Stemple Pass marque un nouveau point d'aboutissement dans la prolifique carrière de James Benning : la quintessence contemplative mêlée à un discours tour à tour éclairé, contestataire et parfois contestable tout droit retranscrit des carnets intimes de l'activiste Ted Kaczynski du milieu des années 1970 à la toute fin des années 1990. Il s'agit sans doutes du film du cinéaste originaire de Milwaukee à découvrir après tous les autres, celui dont la densité opère le plus bien des heures après son visionnage.
En quatre plans fixes d'une trentaine de minutes chacun présentant autant de saisons Stemple Pass développe formellement et fondamentalement le propos du film-concept Two Cabins tourné par Benning quelques temps plus tôt. 4X30 = Stemple Pass, soit 120 minutes de rémanence benningienne mettant au goût du jour la pensée anti-technologique du sociopathe Ted Kaczynski à renfort de plans en mouvance imperceptible. En d'autres termes ledit métrage nous propose une pure expérience d'étonnement philosophique ou du moins méditative, une Oeuvre au coeur de laquelle la liberté mise à nu s'ajoute au pur plaisir de voir et d'entendre. C'est absolument fascinant et cinématographiquement révolutionnaire !

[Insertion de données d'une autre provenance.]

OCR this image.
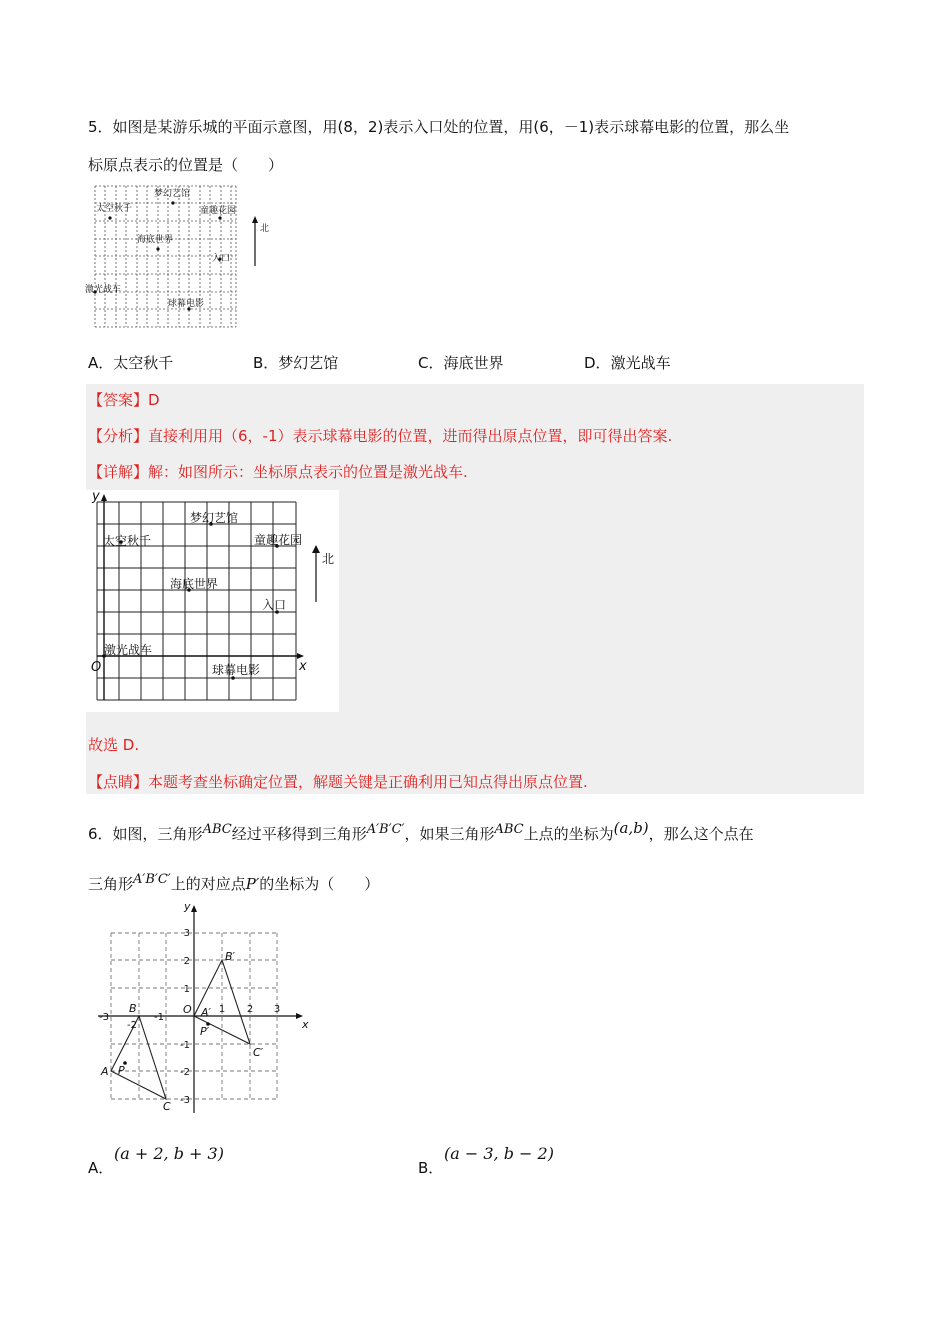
5．如图是某游乐城的平面示意图，用(8，2)表示入口处的位置，用(6，－1)表示球幕电影的位置，那么坐
标原点表示的位置是（　　）
梦幻艺馆
太空秋千	童趣花园
海底世界
入口
激光战车
球幕电影
北
A．太空秋千	B．梦幻艺馆	C．海底世界	D．激光战车
【答案】D
【分析】直接利用用（6，-1）表示球幕电影的位置，进而得出原点位置，即可得出答案.
【详解】解：如图所示：坐标原点表示的位置是激光战车.
梦幻艺馆
太空秋千	童趣花园
海底世界
入口
激光战车
球幕电影
北
y
x
O
故选 D.
【点睛】本题考查坐标确定位置，解题关键是正确利用已知点得出原点位置.
6．如图，三角形$^{ABC}$经过平移得到三角形$^{A'B'C'}$，如果三角形$^{ABC}$上点的坐标为$^{(a,b)}$，那么这个点在
三角形$^{A'B'C'}$上的对应点P′的坐标为（　　）
-3
-2
-1
1 2 3
3
2
1
-1
-2
-3
x
y
O
A
B
C
P
A′
B′
C′
P′
A．
(a + 2, b + 3)
B．
(a − 3, b − 2)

A partir des écrits codifiés du célèbre activiste ( et que James Benning a récupéré au bon vouloir du frère de Kaczynski pour une somme assez conséquente...) le réalisateur de Ten Skies et de 13 Lakes reprend la dimension chapitrée intrinsèque à son Oeuvre à la fois concrète et abstraite, conceptuelle et haptique, mathématique et sensorielle... Une fois encore Benning nous amène à éprouver la durée de son Cinéma fait d'images absorbantes et de sons ambiants à priori pris sur le vif, à l'image de cette voix-off scandant le quatuor saisonnier pour mieux faire corps avec l'installation. Sidérant et comme en recherche constante d'ancrage scopique et auditif Stemple Pass est au Septième Art ce que Le Gardeur de Troupeaux de Pessoa est à la poésie : un film à voir, à entendre et à maturer principalement... avec en paradoxe une pensée passionnante sur les limites du Monde moderne. Le meilleur film de James Benning, et de loin.